Há um velho tema na poesia folclórica que se repete em todos os nossos países. Trata-se de “o corpo repartido”. O cantor popular supõe que tem seus pés numa parte, seu coração em outra e descreve todo o seu organismo que deixou espalhado por campos e cidades. Assim eu me senti naqueles dias.
Entre os lugares comovedores que me albergaram lembro de uma casa de duas peças, perdida entre os morros pobres de Valparaíso.
Eu estava circunscrito a uma parte da habitação e a um cantinho de janela de onde observava a vida do porto. Daquela ínfima atalaia, meu olhar abarcava um fragmento da rua. À noite via circular gente apressada. Era um arrabalde pobre e aquela pequena rua, a cem metros debaixo da minha janela, açambarcava toda a iluminação do bairro. Estava cheia de lojinhas e boliches.
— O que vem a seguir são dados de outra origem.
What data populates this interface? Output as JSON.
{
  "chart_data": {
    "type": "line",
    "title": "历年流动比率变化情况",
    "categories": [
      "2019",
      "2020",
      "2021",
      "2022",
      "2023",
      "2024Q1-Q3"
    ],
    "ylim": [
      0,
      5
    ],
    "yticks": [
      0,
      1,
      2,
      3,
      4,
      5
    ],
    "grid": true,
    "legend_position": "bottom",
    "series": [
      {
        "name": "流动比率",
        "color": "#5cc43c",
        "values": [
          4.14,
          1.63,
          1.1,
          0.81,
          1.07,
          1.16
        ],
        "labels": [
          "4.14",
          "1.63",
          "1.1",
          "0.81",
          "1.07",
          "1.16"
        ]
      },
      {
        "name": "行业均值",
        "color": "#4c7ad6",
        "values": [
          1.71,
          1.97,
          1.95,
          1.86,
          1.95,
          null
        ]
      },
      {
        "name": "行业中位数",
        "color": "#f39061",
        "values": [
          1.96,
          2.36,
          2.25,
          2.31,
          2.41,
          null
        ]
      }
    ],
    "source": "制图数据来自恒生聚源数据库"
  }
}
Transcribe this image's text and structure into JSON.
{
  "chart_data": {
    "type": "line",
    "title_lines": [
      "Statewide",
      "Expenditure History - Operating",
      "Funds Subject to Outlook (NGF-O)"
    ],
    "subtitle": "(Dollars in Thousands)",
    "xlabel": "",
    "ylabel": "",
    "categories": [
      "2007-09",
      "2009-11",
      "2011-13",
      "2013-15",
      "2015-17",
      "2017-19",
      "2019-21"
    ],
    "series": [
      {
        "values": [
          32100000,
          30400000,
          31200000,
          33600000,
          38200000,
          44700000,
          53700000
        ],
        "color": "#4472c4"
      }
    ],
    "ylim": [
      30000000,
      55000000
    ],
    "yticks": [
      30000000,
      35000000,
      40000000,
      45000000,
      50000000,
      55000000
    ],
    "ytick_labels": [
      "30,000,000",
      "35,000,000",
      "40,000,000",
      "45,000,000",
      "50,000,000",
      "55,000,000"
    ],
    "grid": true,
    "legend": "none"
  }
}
Preso em meu canto, minha curiosidade era infinita. Minhas cismas e deduções, solitárias. Às vezes não conseguia resolver os problemas. Por exemplo: por que a gente que passava, tanto os indiferentes como os apressados, detinham-se sempre num mesmo lugar? Que mercadorias mágicas exibiam nessa vitrina? Famílias inteiras paravam ali longamente com os filhos nos ombros. Eu não conseguia ver as caras de arrebatamento que sem dúvida tinham ao olhar a vitrina mágica, mas fazia ideia.
Seis meses depois soube que aquela era a vitrina de uma simples loja de calçados. O sapato é o que mais interessa ao homem, deduzi. Jurei a mim mesmo estudar esse assunto, investigá-lo e expressá-lo. Nunca tive tempo para cumprir esse propósito ou promessa formulada em tão estranhas circunstâncias. No entanto, há não poucos sapatos em minha poesia. Eles circulam batendo com os saltos em muitas de minhas estrofes, sem que eu me tenha proposto a ser um poeta sapatoril.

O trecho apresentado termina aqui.